L’élève qui a vu l’élève qui a vu l’élève qui a vu l’élève qui a vu le cours

«Vas-y là, ça s’fait pas d’faire des visios. »

Doué d’une grande fluidité dans ses déplacements à travers la classe – enfin quand la classe n’est pas trop petite et les effectifs pas trop fournis – il ne voudrait pas gâcher sa réputation par des visios. Visios ? Oui, des cours hachés, saccadés, transformant son visage en pixels à Picasso.

« T’as vu le prof ? Enfin ce qu’il en reste. »

La capture d’écran n’aura pas sa peau pédagogique.

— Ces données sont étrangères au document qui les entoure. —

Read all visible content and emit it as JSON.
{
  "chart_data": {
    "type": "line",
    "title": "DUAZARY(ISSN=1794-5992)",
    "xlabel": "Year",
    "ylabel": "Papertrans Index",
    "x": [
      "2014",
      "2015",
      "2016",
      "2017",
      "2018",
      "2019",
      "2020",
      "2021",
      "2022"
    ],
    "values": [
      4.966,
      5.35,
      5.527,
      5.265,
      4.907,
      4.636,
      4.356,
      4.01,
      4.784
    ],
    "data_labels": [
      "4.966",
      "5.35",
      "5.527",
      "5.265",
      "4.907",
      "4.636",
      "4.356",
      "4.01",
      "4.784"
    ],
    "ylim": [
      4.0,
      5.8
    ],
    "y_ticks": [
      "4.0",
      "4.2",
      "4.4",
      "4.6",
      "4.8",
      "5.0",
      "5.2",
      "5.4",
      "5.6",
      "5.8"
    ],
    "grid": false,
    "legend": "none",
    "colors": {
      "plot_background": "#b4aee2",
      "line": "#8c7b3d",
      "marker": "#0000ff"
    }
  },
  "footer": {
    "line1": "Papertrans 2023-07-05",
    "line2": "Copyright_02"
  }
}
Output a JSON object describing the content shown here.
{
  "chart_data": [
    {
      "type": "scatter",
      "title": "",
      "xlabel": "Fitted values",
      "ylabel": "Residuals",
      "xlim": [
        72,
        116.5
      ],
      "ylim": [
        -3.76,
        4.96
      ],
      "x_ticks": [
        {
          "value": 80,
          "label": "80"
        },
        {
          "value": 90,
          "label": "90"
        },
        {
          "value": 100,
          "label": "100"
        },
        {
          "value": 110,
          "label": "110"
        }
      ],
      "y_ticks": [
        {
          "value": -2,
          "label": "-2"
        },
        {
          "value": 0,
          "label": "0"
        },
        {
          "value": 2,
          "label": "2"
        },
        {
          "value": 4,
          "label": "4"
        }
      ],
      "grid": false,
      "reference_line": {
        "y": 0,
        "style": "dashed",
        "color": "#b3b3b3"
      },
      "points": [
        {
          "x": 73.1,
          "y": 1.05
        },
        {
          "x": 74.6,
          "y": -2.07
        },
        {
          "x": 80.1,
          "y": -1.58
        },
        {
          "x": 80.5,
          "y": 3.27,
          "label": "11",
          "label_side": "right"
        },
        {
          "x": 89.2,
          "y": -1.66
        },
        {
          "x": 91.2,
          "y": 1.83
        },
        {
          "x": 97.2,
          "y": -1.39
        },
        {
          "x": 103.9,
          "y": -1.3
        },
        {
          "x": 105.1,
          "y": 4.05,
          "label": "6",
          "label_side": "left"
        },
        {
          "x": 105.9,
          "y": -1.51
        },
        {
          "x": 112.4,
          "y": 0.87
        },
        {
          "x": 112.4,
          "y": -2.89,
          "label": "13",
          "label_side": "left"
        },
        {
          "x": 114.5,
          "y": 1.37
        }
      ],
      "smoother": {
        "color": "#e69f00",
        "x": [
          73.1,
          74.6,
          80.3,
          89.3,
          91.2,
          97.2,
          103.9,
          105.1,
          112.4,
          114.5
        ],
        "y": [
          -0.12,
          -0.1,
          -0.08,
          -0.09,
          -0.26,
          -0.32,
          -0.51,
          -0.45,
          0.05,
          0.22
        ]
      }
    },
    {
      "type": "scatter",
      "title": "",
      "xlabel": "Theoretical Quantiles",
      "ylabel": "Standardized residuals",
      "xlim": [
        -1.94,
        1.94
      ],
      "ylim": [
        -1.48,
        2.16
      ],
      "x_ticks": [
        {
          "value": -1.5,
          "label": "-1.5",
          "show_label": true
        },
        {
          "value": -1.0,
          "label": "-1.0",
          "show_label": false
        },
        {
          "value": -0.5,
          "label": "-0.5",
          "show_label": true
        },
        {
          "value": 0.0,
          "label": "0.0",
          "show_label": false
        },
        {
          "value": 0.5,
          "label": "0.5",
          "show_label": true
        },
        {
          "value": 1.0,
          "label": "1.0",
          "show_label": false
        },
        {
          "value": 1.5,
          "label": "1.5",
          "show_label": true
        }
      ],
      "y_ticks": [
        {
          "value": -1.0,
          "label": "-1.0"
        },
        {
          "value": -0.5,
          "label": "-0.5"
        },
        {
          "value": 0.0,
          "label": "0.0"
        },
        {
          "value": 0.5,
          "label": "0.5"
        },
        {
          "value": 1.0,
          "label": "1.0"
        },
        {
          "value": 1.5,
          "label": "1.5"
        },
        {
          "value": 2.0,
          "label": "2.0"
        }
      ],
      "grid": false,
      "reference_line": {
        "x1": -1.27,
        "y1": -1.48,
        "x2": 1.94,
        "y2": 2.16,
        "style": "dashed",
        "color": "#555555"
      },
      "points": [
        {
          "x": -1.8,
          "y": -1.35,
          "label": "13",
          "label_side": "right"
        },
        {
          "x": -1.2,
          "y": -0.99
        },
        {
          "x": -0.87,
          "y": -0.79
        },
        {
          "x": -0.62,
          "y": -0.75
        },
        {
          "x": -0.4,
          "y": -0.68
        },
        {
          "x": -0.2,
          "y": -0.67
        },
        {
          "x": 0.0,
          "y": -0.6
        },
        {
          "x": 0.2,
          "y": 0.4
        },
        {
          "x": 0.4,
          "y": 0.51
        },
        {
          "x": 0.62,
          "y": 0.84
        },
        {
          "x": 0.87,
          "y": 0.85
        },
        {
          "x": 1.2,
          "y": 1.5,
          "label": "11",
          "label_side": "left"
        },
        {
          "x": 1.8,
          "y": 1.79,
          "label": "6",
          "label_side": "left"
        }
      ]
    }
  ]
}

Il marche pendant les cours. Masqué, mais il marche. Rarement assis, sauf en fin de trimestre ou quand il y a un coup de pas bien dans la machine pédagogique. Il marche. La démarche féline - ça change du mammouth - , voire la gyrodromie – comme le lui dit un jour une élève – d’un lion en cage, c’est précieux. Cela prouve qu’on a encore du jus dans ce métier si pompant. En énergie, en réformes, en discours contradictoires, en camarades shadoks, ad hoc.

Il marche pendant les cours. Normal alors qu'il attende d'un cours qu'il marche.

Alors, oui, au risque de déplaire doublement à son ministre de tutelle, pour lui ce sera, en plus d’un No Sport personnel, assumé depuis longtemps, un No Visio de circonstance.

«Vas-y là, ça s’fait pas d’faire des visios. »

Il l'a annoncé. Il l'a fait. Ses élèves semblaient rassurés à l’idée de ne pas devoir se connecter pour voir son cours déconner à cause du bas débit, de l’ordi essoufflé, du vent dans les branches, et autre « papa, maman télétravaillent à la même heure sur les ordis ». L’élève qui a vu l’élève qui a vu l’élève qui a vu l’élève qui a vu le cours.

En sont-ils moins savants qu’avant ?
Non, s’ils ont fait leur travail à la maison.

Ont-ils perdu le lien pédagogique avec leur professeur ?
Non, s’ils ont écrit au professeur (on ne dira jamais assez la possibilité offerte aux élèves discrets de communiquer si aisément avec leur enseignant) ou s’ils ont répondu aux messages qui leur ont été envoyés.

Leurs ravages on fait un désert et ils appellent cela la paix, écrivait Tacite, qui n’avait pas oublié d’être romain : Ubi solitudinem faciunt, pacem appelant.
Oui, le numérique, c’est la solitude devant l’écran. Qu’on leur donne un livre au moins.

Les carnets doivent être double-tamponnés pour donner accès aux codes par lesquels ouvrir une connexion et accéder à la liste d’attente avant que le cours commence…à moins qu’il ne soit déjà fini.

« Où ils font tout dépendre du numérique, ils disent qu’ils ont mis en place la continuité pédagogique. » Le progrès est en marche avec sa Tacite reconduction.